Wretchard also makes the important note that the dialogue in this nation has changed in the course of a few months. Last fall the question was whether or not Sunnis would participate in the Iraqi government or if they would rebell and aide Al Qaida in Iraq. The December 2005 elections proved that line of thinking was incorrect, and right now in Iraq it is the Sunnis who are banding together with the Kurds in order to try to form the new Iraqi government. Most of the blame for the post-election standstill in the Iraqi government has been placed upon, fairly or unfairly, the Shiite elected officials. It is also the Shiite bloc that has the majority of seats in the new Iraqi parliament, and the minority blocs have banded together in order to try to work things out.

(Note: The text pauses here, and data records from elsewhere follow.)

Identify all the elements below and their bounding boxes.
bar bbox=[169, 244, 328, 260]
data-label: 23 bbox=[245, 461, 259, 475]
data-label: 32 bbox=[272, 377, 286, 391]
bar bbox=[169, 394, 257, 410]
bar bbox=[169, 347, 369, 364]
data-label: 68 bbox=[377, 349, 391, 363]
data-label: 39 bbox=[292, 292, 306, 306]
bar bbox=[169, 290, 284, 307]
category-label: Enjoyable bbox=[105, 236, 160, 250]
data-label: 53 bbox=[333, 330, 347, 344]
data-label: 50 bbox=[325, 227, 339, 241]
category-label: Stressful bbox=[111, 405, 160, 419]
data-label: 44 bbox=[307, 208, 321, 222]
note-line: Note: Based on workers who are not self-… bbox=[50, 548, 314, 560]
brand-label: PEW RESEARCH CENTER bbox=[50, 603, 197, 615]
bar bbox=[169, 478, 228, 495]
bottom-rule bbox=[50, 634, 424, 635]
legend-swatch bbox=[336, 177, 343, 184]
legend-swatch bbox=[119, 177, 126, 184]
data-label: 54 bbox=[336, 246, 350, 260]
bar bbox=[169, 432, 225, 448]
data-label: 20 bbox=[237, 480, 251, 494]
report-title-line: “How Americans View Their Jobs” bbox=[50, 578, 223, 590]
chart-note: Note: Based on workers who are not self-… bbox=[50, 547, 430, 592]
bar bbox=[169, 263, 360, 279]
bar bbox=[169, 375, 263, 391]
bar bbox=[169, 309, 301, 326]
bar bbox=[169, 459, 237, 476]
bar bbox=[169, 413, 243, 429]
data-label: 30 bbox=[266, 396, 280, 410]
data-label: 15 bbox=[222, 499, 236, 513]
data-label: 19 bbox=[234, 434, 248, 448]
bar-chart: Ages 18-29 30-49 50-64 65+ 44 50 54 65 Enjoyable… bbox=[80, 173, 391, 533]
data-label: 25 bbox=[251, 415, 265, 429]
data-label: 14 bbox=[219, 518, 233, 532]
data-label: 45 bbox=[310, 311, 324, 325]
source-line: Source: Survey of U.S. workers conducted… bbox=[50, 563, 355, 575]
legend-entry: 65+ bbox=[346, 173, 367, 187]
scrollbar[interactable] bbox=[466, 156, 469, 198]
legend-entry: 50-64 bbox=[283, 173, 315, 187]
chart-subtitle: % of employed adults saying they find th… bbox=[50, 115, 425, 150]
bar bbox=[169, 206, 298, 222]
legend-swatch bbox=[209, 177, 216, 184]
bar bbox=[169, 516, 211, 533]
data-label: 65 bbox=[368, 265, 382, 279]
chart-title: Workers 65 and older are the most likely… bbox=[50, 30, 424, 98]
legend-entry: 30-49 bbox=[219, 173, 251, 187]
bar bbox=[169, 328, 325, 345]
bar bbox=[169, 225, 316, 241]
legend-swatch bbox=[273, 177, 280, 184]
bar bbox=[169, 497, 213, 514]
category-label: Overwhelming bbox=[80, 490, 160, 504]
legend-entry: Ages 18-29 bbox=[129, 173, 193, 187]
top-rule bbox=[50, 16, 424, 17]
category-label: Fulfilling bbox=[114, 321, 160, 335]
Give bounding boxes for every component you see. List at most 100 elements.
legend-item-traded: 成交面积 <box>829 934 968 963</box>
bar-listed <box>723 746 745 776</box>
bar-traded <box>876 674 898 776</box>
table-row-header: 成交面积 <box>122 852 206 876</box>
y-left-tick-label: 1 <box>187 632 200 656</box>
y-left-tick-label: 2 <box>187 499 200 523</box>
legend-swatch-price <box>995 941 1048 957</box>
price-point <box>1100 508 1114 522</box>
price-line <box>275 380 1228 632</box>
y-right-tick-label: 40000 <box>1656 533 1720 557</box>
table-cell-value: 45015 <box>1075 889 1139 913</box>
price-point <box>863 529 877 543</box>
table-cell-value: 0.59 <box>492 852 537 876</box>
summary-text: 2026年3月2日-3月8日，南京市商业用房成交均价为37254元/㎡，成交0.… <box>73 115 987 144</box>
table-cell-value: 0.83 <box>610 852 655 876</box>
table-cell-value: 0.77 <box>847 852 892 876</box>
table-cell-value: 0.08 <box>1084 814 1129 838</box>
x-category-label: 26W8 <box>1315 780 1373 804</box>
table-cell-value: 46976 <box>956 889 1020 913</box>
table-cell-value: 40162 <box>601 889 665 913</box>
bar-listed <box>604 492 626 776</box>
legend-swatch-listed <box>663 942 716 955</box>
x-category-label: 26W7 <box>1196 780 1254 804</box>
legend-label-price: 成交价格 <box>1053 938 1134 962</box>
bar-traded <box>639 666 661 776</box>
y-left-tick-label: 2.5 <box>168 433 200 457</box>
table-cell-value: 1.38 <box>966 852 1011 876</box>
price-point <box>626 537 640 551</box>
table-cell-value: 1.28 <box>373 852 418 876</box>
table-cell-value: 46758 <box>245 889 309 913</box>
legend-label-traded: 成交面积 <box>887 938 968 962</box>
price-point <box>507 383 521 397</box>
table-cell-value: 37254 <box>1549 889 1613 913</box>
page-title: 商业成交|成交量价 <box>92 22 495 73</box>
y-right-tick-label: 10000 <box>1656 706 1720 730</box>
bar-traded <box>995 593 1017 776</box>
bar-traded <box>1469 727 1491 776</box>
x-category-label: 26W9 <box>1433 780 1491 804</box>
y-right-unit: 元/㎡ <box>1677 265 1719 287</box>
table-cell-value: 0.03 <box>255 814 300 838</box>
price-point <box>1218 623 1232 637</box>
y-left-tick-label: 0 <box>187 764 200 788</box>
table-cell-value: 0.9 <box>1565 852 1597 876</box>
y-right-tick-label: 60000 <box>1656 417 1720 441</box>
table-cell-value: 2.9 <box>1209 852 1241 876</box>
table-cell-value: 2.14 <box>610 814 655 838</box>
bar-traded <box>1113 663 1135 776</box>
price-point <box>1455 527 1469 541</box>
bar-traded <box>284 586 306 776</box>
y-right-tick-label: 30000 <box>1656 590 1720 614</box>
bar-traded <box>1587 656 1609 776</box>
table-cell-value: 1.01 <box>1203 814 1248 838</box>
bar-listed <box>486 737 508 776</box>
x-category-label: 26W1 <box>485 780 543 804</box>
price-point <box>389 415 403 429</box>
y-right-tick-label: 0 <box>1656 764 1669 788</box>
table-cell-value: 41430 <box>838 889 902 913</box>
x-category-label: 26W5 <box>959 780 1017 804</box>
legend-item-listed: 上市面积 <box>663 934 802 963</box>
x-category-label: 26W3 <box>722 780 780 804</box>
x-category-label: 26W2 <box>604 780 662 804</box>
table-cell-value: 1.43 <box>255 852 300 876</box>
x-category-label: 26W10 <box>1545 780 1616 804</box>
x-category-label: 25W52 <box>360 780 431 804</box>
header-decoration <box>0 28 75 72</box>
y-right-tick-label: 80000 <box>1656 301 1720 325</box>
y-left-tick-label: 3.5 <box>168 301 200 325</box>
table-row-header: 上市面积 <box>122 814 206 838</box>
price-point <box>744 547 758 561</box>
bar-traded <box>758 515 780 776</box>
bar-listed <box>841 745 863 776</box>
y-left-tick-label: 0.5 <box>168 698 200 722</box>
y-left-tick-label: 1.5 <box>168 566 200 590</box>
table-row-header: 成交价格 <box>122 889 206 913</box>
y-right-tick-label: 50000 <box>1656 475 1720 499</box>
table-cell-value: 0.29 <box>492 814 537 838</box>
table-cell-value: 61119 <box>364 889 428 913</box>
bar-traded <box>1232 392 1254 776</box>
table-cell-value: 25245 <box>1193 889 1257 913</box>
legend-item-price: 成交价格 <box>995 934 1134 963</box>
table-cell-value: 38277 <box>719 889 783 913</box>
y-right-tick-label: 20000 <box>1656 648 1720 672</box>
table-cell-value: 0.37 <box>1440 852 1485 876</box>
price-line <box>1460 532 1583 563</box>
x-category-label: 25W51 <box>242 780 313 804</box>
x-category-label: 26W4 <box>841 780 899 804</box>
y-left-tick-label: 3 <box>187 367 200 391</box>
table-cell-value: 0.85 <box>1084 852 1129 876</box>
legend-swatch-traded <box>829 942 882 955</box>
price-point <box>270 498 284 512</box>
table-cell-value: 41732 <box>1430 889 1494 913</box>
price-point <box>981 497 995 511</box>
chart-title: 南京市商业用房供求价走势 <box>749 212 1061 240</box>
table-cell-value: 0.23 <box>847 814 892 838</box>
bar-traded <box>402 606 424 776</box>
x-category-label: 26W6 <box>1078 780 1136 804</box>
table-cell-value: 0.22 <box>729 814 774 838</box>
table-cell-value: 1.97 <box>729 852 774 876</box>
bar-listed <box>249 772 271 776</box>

The future fate of Iraq does not rest in Al Qaida, the idea or concept of a civil war in Iraq nor the continued killings along racial lines. By and large, the Iraqis have proven they can put up with a bunch of problems and stay resolute. Maybe Saddam Hussein’s reign taught them that? Whether Iraq succeeds or fails depends entirely on the elected politicians and whether or not they want Iraq to succeed.
Operations such as the ones in Tal Afar and Operation Samarra will do a great deal to continue to put Al Qaida in Iraq on the defensive, thus hopefully defeating their chances to launch massive attacks, but Al Qaida in Iraq can never be fully defeated. They can be so devestated that the organization ceases to exist, but spinoff groups will always spring up as long as there is a shred of sympathy for their cause among the populace there and, yes, even at home.
The final formation of an Iraqi government will deliver a crippling blow to Al Qaida in Iraq, even more crippling than the continued training of Iraq soldiers and the success of Tal Afar, and it will be just one more political bomb thrown on the hopes and dreams of the Abu Musab al-Zarqawi’s everywhere. It will show when people are faced with the choice of an elected government versus Islamic law and bombs under children’s dead bodies, they choose Democracy. That is the goal of the Bush Doctrine, and Tal Afar is a testament that that doctrine can work.